JSON’s format is endearingly similar to Python dictionary syntax, and so JSON files might be easy to read from a Python developer standpoint. Nonetheless, Python comes with a json package that will help us parse JSON files into actual Python dictionaries. Suppose we have a JSON file like the following:

purchase_14781239.json

{
  ‘user’: ‘ellen_greg’,
  ‘action’: ‘purchase’,
  ‘item_id’: ‘14781239’,
}

We would be able to read that in as a Python dictionary with the following code:

json_reader.py

import json

with open(‘purchase_14781239.json’) as purchase_json:
  purchase_data = json.load(purchase_json)

print(purchase_data[‘user’])
# Prints ‘ellen_greg’

First we import the json package. We opened the file using our trusty open()command. Since we’re opening it in read-mode we just need to pass the file name. We save the file in the temporary variable purchase_json.

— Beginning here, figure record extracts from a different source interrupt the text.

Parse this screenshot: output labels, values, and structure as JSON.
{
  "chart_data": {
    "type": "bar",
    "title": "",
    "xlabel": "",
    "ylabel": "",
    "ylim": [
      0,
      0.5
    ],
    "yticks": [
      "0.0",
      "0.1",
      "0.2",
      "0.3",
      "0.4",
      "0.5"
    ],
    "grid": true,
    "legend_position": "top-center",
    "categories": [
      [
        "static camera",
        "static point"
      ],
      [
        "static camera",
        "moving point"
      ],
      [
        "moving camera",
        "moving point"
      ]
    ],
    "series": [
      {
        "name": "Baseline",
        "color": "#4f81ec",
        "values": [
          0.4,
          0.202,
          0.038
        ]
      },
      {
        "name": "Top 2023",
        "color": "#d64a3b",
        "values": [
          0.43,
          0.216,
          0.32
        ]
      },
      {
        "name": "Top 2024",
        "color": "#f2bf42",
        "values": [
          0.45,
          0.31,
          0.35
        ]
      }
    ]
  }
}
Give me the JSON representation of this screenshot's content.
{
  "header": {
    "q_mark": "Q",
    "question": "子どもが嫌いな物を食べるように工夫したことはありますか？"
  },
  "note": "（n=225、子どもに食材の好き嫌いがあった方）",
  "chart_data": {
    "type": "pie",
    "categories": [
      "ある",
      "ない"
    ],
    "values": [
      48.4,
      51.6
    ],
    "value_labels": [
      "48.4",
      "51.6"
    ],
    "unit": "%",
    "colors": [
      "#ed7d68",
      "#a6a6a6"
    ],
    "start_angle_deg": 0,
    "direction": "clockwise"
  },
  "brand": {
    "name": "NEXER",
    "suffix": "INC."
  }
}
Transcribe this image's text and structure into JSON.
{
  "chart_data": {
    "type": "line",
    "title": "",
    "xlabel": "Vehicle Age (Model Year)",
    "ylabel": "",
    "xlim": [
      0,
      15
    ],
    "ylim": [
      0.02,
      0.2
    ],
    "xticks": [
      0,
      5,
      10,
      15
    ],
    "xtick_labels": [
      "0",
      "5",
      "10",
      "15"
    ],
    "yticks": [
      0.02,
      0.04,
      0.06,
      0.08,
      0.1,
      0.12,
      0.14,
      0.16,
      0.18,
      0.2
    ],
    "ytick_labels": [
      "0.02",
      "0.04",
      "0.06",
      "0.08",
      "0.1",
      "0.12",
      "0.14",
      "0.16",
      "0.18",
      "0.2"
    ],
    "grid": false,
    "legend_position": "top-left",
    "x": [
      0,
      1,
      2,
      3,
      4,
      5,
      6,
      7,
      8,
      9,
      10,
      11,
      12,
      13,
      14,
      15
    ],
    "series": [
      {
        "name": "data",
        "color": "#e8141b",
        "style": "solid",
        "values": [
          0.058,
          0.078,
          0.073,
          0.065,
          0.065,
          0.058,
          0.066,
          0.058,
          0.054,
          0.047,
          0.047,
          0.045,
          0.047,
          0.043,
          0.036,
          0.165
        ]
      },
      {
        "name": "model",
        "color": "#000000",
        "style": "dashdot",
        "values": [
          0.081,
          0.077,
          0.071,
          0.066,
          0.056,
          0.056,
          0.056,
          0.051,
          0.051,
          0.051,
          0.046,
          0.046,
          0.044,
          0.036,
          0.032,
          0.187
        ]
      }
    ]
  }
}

We continue by parsing purchase_json using json.load(), creating a Python dictionary out of the file. Saving the results into purchase_data means we can interact with it. We print out one of the values of the JSON file by keying into the purchase_data object.

Writing a JSON File

Naturally we can use the json library to translate Python objects to JSON as well. This is especially useful in instances where you’re using a Python library to serve web pages, you would also be able to serve JSON. Let’s say we had a Python dictionary we wanted to save as a JSON file:

turn_to_json = {
  ‘eventId’: 674189,
  ‘dateTime’: ‘2015-02-12T09:23:17.511Z’,
  ‘chocolate’: ‘Semi-sweet Dark’,
  ‘isTomatoAFruit’: True
}

We’d be able to create a JSON file with that information by doing the following:

import json

with open(‘output.json’, ‘w’) as json_file:
  json.dump(turn_to_json, json_file)

We import the json module, open up a write-mode file under the variable json_file, and then use the json.dump() method to write to the file. json.dump() takes two arguments: first the data object, then the file object you want to save.

Review

Now you know all about files! You were able to:

  • Open up file objects using open() and with.
  • Read a file’s full contents using Python’s .read() method.
  • Read a file line-by-line using .readline() and .readlines()
  • Create new files by opening them in write-mode.
  • Append to a file non-destructively by opening a file in append-mode.
  • Apply all of the above to different types of data-carrying files including CSV and JSON!

You have all the skills necessary to read, write, and update files programmatically, a very useful skill in the Python universe!